黒紅の刀

 あれはいつの日だったか。

 今日のように、昼は真白な太陽が肌を焼くように照りつけ、夜にはその名残(なごり)が、わずかに漂って、肌をじわりと濡らしていたかと思う。

 まだ影虎のような年頃の、背の低い(わらべ)だった高虎は、うっすらと筋肉をまとった腕の産毛(うぶげ)に浮く、小雨のような汗のつぶをうっとうしく、手のひらで払っていたように思う。

 そんなくだらないことだけを、年老いた今でもなぜか覚えているので、人生とは、とんと不思議だ。

 父に呼ばれた和室の、障子からさす真夏の陽光が、まばゆいばかりにかすかな虹色をはらんでいて、目を細めたことさえ、記憶にあざやかであった。畳の青々としたにおいも。

 正座した父と己の、膝頭の間に置かれた刀の黒き鞘が、夜光貝のように、こまかな(あお)い粒を煌めかせていたことも。

 その蒼に、若くつややかな瞳がしっくりと吸い込まれている時、弾かれるように目の前の父から低い声をかけられた。

 高虎は父の声色が好きだった。大人の男の低い声。いつの日か自分も、それを喉に持つ日が来るのだろうかと、未だなめらかだった少年の細い喉に、指先で触れたこともある。



「高虎、これはなんだ」

「……我が家に代々伝わる宝刀でございます」



 高虎は若い声で、ありのままを答えた。

 父はそのとき、目の前に置かれた刀に、水平に手のひらをかざすように、触れるか触れないかの距離でそっと止めた。

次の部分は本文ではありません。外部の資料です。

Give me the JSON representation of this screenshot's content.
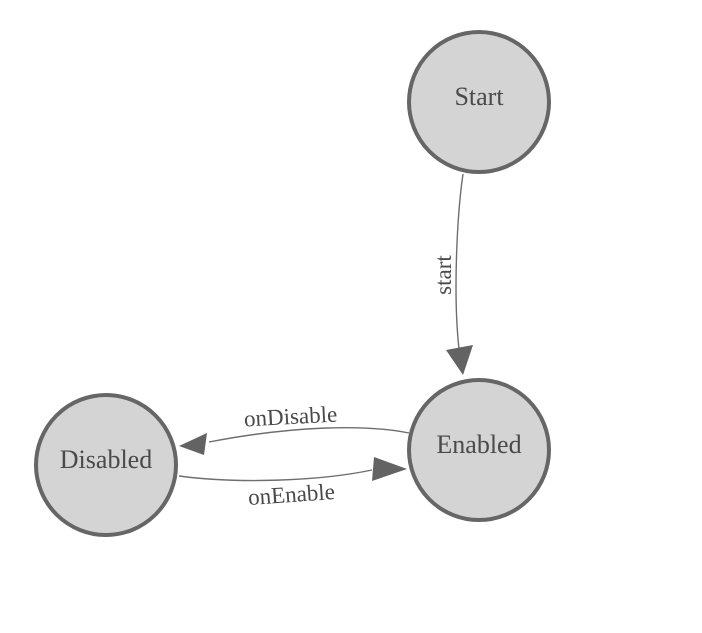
{
  "diagram": {
    "type": "state-machine",
    "background": "#ffffff",
    "colors": {
      "node_fill": "#d4d4d4",
      "node_stroke": "#666666",
      "edge_stroke": "#6e6e6e",
      "arrow_fill": "#636363",
      "text": "#4a4a4a"
    },
    "nodes": [
      {
        "id": "start",
        "label": "Start"
      },
      {
        "id": "enabled",
        "label": "Enabled"
      },
      {
        "id": "disabled",
        "label": "Disabled"
      }
    ],
    "edges": [
      {
        "id": "start-to-enabled",
        "label": "start",
        "from": "Start",
        "to": "Enabled"
      },
      {
        "id": "enabled-to-disabled",
        "label": "onDisable",
        "from": "Enabled",
        "to": "Disabled"
      },
      {
        "id": "disabled-to-enabled",
        "label": "onEnable",
        "from": "Disabled",
        "to": "Enabled"
      }
    ]
  }
}
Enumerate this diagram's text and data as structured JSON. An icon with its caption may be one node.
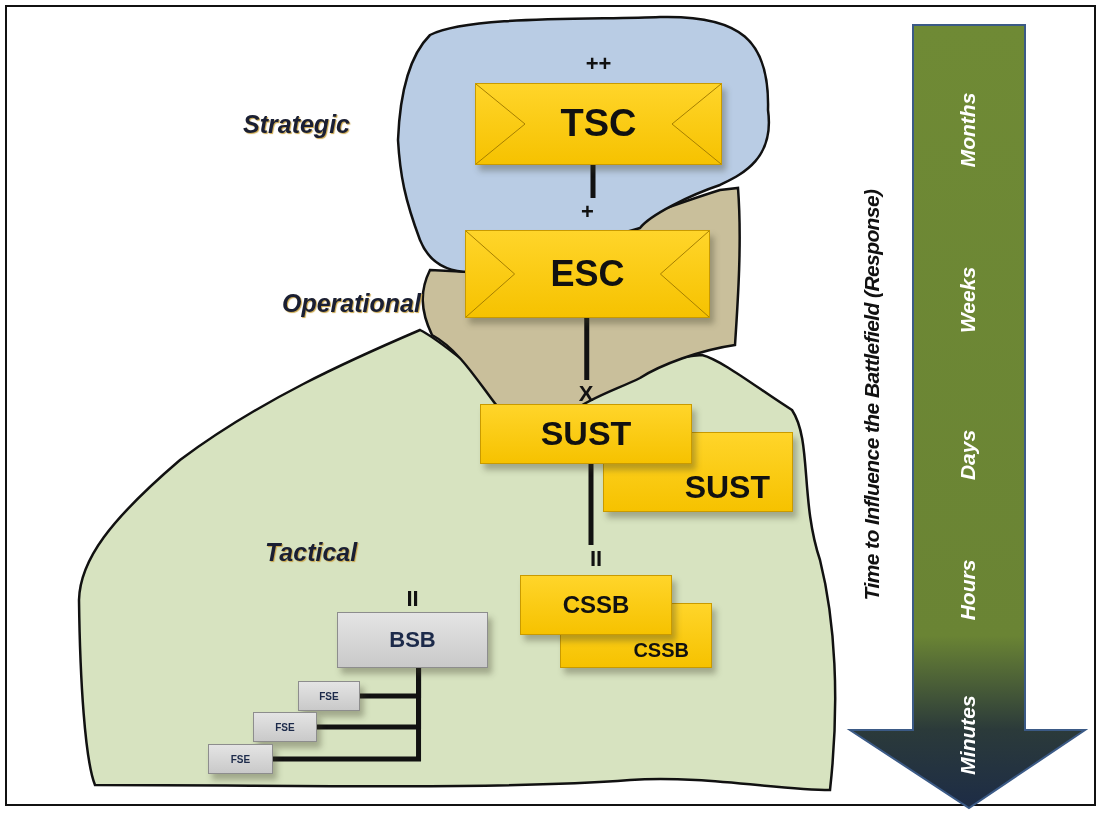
{
  "diagram": {
    "nodes": [
      {
        "text": [
          "Strategic"
        ]
      },
      {
        "text": [
          "Operational"
        ]
      },
      {
        "text": [
          "Tactical"
        ]
      },
      {
        "text": [
          "TSC"
        ],
        "in": 0,
        "beside": [
          "++"
        ]
      },
      {
        "text": [
          "ESC"
        ],
        "in": 1,
        "beside": [
          "+"
        ]
      },
      {
        "text": [
          "SUST"
        ],
        "in": 2,
        "beside": [
          "X"
        ]
      },
      {
        "text": [
          "SUST"
        ],
        "in": 2
      },
      {
        "text": [
          "CSSB"
        ],
        "in": 2,
        "beside": [
          "II"
        ]
      },
      {
        "text": [
          "CSSB"
        ],
        "in": 2
      },
      {
        "text": [
          "BSB"
        ],
        "in": 2,
        "beside": [
          "II"
        ]
      },
      {
        "text": [
          "FSE"
        ],
        "in": 2
      },
      {
        "text": [
          "FSE"
        ],
        "in": 2
      },
      {
        "text": [
          "FSE"
        ],
        "in": 2
      },
      {
        "text": [
          "Months",
          "Weeks",
          "Days",
          "Hours",
          "Minutes"
        ],
        "beside": [
          "Time to Influence the Battlefield (Response)"
        ]
      }
    ],
    "edges": [
      {
        "from": 3,
        "to": 4,
        "arrow": "none"
      },
      {
        "from": 4,
        "to": 5,
        "arrow": "none"
      },
      {
        "from": 5,
        "to": 7,
        "arrow": "none"
      },
      {
        "from": 9,
        "to": 10,
        "arrow": "none"
      },
      {
        "from": 9,
        "to": 11,
        "arrow": "none"
      },
      {
        "from": 9,
        "to": 12,
        "arrow": "none"
      }
    ]
  }
}
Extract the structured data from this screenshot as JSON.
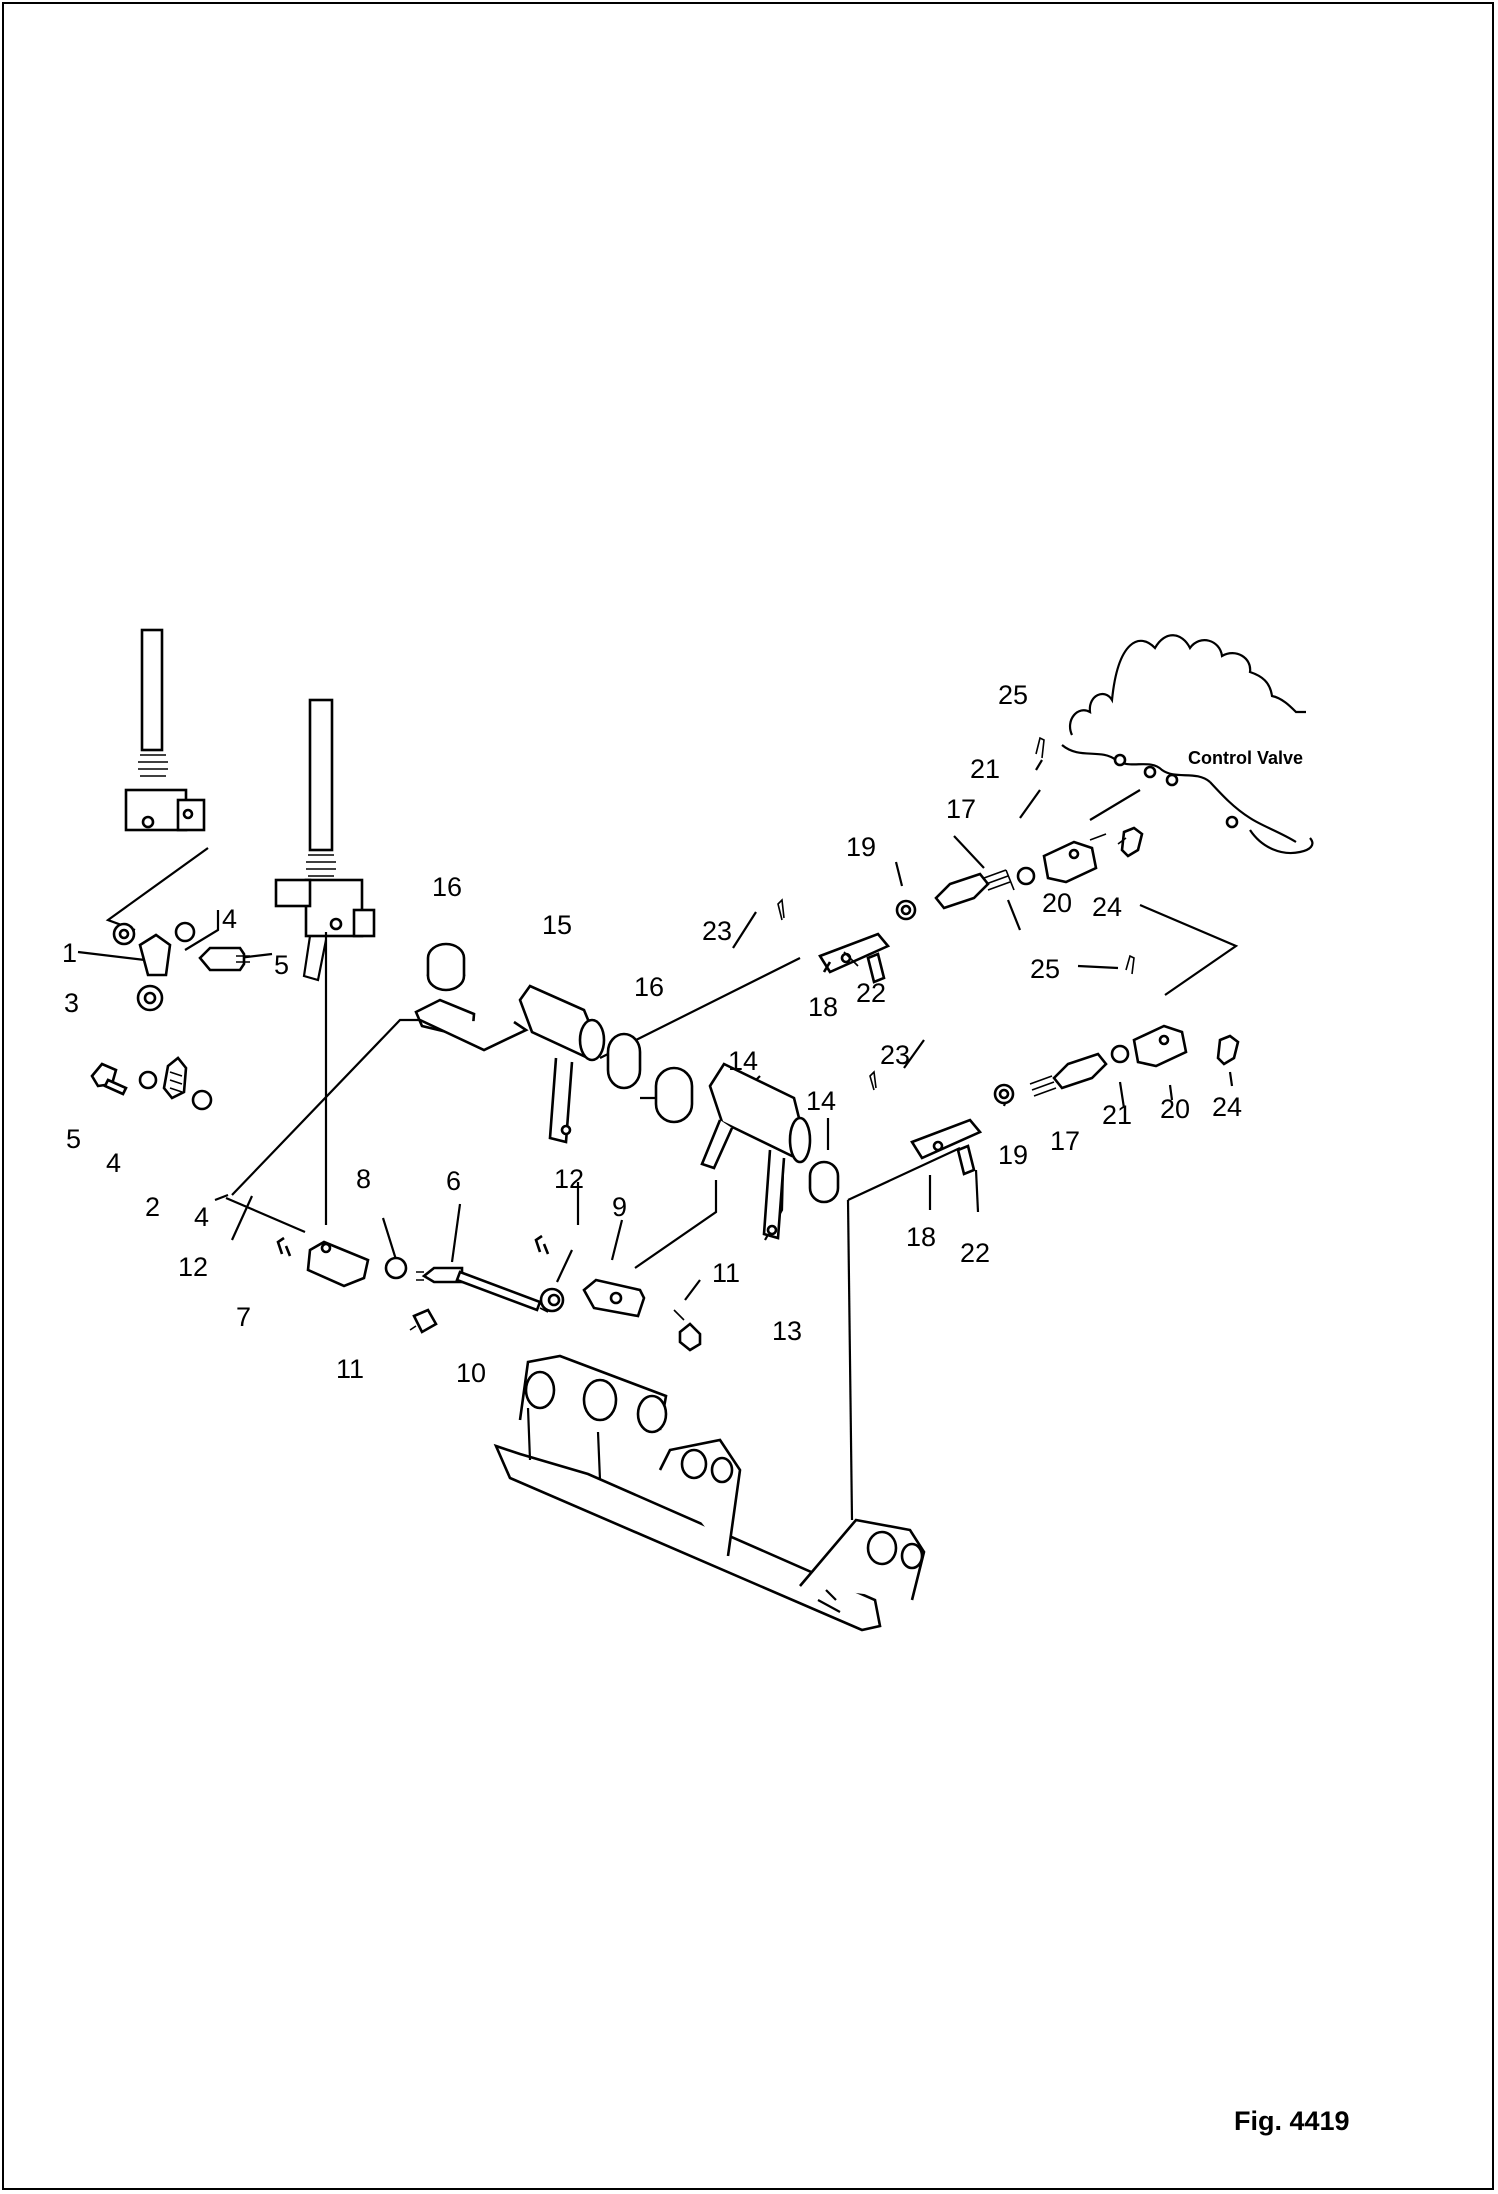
{
  "figure": {
    "caption": "Fig. 4419"
  },
  "callouts": {
    "control_valve": "Control Valve"
  },
  "part_numbers": {
    "p1": "1",
    "p2": "2",
    "p3": "3",
    "p4": "4",
    "p5": "5",
    "p6": "6",
    "p7": "7",
    "p8": "8",
    "p9": "9",
    "p10": "10",
    "p11": "11",
    "p12": "12",
    "p13": "13",
    "p14": "14",
    "p15": "15",
    "p16": "16",
    "p17": "17",
    "p18": "18",
    "p19": "19",
    "p20": "20",
    "p21": "21",
    "p22": "22",
    "p23": "23",
    "p24": "24",
    "p25": "25"
  }
}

「そう。これは宝刀。名前は世に聞こえているが、呪いを持つ刀から見れば、いわゆる『普通』の刀だ」



 父の目の色が、刀の鞘の色とひとしく染まったように見えた。

 高虎は息を呑んだ。

 父の目の奥に、自分の知らない、青にあおを重ねていったような夜が広がっていた。

 父は目をあげた。そこには、夜の中に金色の恒星(こうせい)がひとつ、ぽかりと浮かんでいた。黄金(きん)の矢で、己の幼い心臓を射抜くようで、気づけば暑さも忘れ、息を止めていた。



「高虎、この世には『吸血刀(きゅうけつとう)』という、呪われた刀が二口(ふたふり)ある」



 父の声は、いつの間にか暮れ落ちていた、透き通った夜の空気に溶けて、しんと畳の上を平行に流れていった。